I have come to realise that I have a habit of speaking when I should be listening. This film is an expression of that. It speaks and I hope that it can speak to lots of people in a positive way for them. But of course it cannot listen. To anyone that is on that edge, I urge you to take your turn to talk. If it can’t be someone you know then pick up the phone and call one of the organisations that exists specifically to help you. There are people out there right now that you have never met that already care enough about you to listen to you as you deserve to be listened to. They will do all that they can to help.
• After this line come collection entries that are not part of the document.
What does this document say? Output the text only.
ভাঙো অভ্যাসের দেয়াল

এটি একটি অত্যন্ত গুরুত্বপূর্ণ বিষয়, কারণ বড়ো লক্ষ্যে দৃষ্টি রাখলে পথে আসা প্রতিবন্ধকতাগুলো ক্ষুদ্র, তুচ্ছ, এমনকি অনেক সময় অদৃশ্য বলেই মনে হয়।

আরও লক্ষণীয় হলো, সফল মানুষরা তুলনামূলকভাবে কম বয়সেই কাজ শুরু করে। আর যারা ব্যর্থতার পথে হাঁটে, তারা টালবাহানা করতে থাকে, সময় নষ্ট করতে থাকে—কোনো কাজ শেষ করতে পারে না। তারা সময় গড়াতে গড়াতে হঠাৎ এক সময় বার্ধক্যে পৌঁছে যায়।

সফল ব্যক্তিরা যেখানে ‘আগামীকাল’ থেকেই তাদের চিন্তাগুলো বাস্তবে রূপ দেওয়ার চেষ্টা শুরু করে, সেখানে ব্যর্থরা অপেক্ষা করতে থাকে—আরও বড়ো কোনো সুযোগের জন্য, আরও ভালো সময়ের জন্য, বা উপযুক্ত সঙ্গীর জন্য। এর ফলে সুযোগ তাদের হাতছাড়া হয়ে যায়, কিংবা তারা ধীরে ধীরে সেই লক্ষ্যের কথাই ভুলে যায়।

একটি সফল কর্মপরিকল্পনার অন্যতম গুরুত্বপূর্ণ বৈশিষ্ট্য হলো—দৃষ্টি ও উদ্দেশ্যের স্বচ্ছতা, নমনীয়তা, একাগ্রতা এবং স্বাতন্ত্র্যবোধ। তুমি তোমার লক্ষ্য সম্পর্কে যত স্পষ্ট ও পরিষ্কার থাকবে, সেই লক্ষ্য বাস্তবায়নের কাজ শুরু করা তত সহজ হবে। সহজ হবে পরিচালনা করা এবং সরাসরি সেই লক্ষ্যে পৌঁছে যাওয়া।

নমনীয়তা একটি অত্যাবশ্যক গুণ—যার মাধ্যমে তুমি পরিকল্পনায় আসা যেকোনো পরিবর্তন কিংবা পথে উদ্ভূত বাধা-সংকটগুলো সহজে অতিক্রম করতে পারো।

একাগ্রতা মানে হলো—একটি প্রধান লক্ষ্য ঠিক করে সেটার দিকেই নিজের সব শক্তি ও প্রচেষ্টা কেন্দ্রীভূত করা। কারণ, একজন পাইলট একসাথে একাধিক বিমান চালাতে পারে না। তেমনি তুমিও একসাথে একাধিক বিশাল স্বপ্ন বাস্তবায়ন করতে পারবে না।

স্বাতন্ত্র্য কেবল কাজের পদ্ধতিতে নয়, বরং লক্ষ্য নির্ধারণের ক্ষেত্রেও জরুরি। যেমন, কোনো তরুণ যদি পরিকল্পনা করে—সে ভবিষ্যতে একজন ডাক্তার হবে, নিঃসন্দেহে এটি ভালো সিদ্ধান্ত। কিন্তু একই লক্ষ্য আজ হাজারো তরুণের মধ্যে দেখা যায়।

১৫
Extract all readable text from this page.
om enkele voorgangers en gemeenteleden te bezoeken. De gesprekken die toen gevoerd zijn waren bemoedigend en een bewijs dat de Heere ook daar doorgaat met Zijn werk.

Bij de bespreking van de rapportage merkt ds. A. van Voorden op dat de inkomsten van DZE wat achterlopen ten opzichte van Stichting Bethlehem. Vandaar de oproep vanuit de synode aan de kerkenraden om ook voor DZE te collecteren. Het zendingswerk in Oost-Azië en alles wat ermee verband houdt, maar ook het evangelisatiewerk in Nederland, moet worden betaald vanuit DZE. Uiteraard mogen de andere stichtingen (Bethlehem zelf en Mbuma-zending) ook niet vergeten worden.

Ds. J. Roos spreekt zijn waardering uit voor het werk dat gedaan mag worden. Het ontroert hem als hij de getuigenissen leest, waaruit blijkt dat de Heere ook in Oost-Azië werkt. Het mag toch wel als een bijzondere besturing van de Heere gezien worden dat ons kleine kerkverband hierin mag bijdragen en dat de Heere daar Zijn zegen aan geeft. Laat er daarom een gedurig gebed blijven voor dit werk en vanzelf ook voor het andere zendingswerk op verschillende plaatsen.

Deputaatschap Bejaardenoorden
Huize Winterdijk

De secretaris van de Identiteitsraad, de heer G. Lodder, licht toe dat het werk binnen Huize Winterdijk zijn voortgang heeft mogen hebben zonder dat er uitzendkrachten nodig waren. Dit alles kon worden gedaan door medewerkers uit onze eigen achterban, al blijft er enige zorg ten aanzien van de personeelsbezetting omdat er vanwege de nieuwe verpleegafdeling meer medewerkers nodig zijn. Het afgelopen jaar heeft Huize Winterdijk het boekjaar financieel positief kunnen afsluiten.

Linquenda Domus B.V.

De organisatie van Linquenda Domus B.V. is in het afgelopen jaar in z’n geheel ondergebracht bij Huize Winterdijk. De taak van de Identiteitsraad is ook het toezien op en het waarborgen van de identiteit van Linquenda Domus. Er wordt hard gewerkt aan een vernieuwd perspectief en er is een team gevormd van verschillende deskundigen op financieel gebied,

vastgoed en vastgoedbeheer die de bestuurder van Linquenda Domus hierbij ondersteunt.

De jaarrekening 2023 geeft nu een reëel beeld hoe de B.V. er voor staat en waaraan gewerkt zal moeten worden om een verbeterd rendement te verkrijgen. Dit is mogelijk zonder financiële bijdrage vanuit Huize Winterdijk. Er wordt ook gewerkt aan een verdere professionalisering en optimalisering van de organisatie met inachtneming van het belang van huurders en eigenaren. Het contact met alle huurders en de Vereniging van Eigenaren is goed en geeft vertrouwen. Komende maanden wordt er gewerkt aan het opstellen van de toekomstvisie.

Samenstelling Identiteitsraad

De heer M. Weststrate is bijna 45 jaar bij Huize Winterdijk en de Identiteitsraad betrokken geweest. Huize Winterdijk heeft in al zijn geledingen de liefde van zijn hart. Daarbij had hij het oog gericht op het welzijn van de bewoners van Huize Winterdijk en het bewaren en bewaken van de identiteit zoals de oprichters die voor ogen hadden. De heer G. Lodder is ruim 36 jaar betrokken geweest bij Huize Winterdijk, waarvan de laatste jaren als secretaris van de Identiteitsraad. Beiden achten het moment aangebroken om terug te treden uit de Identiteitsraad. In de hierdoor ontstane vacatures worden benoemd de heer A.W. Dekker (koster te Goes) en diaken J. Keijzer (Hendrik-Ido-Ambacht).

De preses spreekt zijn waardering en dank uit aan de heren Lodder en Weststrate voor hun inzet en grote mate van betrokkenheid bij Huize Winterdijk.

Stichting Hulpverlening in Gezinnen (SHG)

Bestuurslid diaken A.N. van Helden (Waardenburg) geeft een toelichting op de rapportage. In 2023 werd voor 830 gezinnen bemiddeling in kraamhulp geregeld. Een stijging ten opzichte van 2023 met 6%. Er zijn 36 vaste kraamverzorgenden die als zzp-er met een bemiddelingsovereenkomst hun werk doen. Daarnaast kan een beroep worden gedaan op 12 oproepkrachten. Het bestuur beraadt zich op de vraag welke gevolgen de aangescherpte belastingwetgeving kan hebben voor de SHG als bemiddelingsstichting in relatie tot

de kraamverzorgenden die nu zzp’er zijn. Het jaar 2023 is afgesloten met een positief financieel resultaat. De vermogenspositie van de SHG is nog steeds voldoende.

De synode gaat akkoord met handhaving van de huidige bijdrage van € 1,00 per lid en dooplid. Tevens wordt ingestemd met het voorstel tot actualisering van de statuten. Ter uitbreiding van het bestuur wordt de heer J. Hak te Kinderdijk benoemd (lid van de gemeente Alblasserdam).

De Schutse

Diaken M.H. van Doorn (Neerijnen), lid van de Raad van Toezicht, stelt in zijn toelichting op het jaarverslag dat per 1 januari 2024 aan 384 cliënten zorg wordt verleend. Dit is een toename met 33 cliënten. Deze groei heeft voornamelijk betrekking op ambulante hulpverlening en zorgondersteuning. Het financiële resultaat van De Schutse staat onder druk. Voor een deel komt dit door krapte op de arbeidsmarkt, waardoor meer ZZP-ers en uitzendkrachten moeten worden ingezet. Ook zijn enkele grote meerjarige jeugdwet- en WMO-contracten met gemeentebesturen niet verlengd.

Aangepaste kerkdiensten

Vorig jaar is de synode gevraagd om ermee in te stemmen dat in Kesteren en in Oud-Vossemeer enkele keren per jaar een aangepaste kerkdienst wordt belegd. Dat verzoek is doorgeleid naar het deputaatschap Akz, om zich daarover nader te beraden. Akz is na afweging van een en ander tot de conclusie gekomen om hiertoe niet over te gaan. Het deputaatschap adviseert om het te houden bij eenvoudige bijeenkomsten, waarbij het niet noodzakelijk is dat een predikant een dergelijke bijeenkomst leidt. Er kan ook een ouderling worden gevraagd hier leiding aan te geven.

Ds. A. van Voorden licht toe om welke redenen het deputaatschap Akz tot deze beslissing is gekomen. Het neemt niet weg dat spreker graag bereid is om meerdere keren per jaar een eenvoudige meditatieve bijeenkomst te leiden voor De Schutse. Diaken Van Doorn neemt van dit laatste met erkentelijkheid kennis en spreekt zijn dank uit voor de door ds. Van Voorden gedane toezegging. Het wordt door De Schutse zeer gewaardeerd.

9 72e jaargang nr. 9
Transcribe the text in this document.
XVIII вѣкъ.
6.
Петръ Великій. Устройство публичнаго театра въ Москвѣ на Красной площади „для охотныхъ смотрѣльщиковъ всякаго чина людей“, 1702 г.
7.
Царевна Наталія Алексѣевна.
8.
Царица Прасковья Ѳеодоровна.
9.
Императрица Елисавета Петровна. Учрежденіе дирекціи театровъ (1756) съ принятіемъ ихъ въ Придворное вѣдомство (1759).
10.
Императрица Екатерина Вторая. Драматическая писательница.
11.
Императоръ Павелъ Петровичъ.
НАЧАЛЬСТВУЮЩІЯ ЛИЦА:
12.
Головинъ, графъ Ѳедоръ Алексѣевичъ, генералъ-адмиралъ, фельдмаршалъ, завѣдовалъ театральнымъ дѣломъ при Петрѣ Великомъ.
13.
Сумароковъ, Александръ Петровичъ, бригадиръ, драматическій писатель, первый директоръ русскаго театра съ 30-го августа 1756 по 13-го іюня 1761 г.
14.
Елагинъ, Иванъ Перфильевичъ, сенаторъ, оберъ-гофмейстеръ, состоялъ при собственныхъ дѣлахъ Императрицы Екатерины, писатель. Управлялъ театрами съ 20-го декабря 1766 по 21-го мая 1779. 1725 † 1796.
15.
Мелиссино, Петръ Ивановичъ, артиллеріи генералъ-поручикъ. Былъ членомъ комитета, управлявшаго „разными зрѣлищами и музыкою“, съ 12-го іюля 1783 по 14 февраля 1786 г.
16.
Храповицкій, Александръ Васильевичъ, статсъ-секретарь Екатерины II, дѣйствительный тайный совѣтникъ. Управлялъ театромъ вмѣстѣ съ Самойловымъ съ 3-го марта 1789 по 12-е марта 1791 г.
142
As I’m writing this in the UK you can talk to CALM from 5pm-midight every day of the year on 0800 58 58 58. Or the Samaritans free from any phone and their lines are open 24 hours every day of the year on 116 123
I no longer have the naive idea that I started out with, that I could make a film that might really help people. After everything that’s happened, I’m just not sure about that. Honestly, I’m not entirely sure about my own motives anymore either. Reading this back it’s clear that I actually made this film for me after all. It’s the film I wanted to make and discusses a subject I’m curious and passionate about in the way I wanted to do it. I don’t want to dress up in some bullshit cloak of selflessness. I am as lost and confused as anyone. I’m as selfish and flawed. All I can say is, with the help of a lot of people I’ve made a film. The truth is I’ve probably made it for my own reasons but I do really hope that some of you who watch it get something positive from it. It’s filled with love but it’s not cheesy. It has a lot of heart and it’s funny at times and I hope that if you go all the way with it you’ll find it uplifting in its way.
But look, I’m just like any film maker. I want it to do well and be liked and even after everything I’m still hopeful that the team captains will one day pick me and that those clever people who hold important jobs will think I’m clever too and that I’m the kind of asset they want on their team.